The folks that run the galley do a very nice job with food and
comfort. There are basically four meals a day; breakfast, lunch,
supper, and mid rats (midnight rations). At every meal there are a
number of entrees from meat to vegetarian options. Last night I had
turkey supper with mash potatoes, cranberry sauce, gravy, and "homemade"
bread. About 1000 people might be on station at any one time so that is
a lot of food and a lot of work for the galley staff. I have never had
even a slight bad meal. It is certainly very hard not to gain weight
here even though everyone is burning thousands of calories everyday
working in these conditions. This morning's breakfast was the basic
eggs, bagel, sausage, OJ, and coffee. I could have had Belgian waffles
or omelets, or hot/cold cereal. Always plenty and delicious.
One of the classes I was required to take to day was on what to do with
trash. might sound silly but there are over a dozen categories of trash
type in the disposal system. Burnables, food, glass, metal, etc etc.
Everything is shipped off the continent back to the US to be recycled
or disposed of in landfills etc. If everyone did what the people here
in Antarctica did the world would be a lot cleaner and waste less
energy. Waste is a very important job here in Antarctica and there are
a number of people that are in charge of the waste disposal system.
There are even a number of sites here on the continent that are
designated "clean sites" and you need to have permission to go there.
Helicopters planes etc can land within a certain limit of those areas.
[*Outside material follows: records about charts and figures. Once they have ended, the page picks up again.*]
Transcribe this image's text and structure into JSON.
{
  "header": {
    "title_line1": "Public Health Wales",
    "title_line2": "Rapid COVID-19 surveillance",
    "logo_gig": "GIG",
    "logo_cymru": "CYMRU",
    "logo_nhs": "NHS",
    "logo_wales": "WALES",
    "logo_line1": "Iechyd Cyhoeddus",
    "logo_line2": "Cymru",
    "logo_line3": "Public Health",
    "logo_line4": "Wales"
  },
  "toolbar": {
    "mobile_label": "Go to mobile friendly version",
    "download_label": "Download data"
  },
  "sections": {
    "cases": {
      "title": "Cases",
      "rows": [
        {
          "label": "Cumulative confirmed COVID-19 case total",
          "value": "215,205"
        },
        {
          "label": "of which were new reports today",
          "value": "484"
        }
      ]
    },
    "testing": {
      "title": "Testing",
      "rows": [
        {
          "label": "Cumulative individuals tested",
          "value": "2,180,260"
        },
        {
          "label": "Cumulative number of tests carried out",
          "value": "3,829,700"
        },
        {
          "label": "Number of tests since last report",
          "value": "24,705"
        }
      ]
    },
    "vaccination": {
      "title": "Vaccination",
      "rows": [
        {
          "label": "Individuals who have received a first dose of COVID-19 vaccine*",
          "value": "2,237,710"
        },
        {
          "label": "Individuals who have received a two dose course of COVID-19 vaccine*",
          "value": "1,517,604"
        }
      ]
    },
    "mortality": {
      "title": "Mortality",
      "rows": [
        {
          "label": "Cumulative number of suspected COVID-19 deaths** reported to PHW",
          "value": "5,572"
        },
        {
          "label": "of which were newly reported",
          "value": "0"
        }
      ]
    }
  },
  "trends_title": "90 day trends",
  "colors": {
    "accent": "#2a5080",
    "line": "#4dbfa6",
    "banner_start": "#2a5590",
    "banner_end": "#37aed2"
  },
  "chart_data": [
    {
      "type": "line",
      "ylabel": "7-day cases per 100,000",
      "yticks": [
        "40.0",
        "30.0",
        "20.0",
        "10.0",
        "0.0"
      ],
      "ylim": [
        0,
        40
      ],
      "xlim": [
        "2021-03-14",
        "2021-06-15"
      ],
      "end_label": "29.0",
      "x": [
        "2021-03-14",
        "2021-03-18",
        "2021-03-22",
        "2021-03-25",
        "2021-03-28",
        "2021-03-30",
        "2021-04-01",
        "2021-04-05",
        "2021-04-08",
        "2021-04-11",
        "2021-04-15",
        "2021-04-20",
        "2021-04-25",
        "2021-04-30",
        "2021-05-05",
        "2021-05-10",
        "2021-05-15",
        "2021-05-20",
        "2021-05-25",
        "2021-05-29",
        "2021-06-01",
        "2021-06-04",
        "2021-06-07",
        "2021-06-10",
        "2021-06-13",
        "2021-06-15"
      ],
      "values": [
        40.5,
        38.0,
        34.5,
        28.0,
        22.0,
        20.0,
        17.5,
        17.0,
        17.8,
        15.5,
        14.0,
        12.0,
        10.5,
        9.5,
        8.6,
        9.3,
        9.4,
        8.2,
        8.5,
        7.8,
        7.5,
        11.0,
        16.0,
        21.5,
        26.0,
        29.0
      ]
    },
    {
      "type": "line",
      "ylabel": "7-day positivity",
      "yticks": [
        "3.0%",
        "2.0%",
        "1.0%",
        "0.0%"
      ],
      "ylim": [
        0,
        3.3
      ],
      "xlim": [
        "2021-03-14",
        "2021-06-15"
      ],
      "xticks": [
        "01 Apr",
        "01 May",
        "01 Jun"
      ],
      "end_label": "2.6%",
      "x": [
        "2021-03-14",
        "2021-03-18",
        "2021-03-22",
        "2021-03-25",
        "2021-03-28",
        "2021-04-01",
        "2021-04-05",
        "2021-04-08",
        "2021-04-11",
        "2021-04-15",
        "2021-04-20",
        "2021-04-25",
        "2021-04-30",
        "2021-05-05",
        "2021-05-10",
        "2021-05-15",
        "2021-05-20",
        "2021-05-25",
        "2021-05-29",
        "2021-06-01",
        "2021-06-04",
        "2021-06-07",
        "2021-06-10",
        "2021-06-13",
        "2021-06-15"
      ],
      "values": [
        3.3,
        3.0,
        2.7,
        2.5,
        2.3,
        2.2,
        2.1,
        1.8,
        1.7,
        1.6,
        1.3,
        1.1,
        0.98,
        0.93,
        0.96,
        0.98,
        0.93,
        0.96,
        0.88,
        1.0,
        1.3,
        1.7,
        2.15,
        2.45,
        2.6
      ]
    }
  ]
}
Everyone really tried very hard to keep this continent as clean as
possible.

The
images are of 3794 meters tall Mt Erebus (http://erebus.nmt.edu/) and
Willey field - which is the airport out on the sea ice from which we
will fly out of in late January.

One thing that I have not
mentioned in a while is that all of this is thanks to the National
Science Foundation and Office of Polar Programs. The NSF does an
outstanding job of maintaining, regulating, and directing operations
here in Antarctica. Without the hard working folks at NSF none of this
would happen. The company that does the support services here isRaytheon
Polar Services. Certainly without their support operations, which
includes everything form food service to heavy machinery, science would
not be able to continue in the manner that it does here. As I already
mentioned the 107th Air National Guard directs all the flight operations here, and it is one long swim without their aircraft.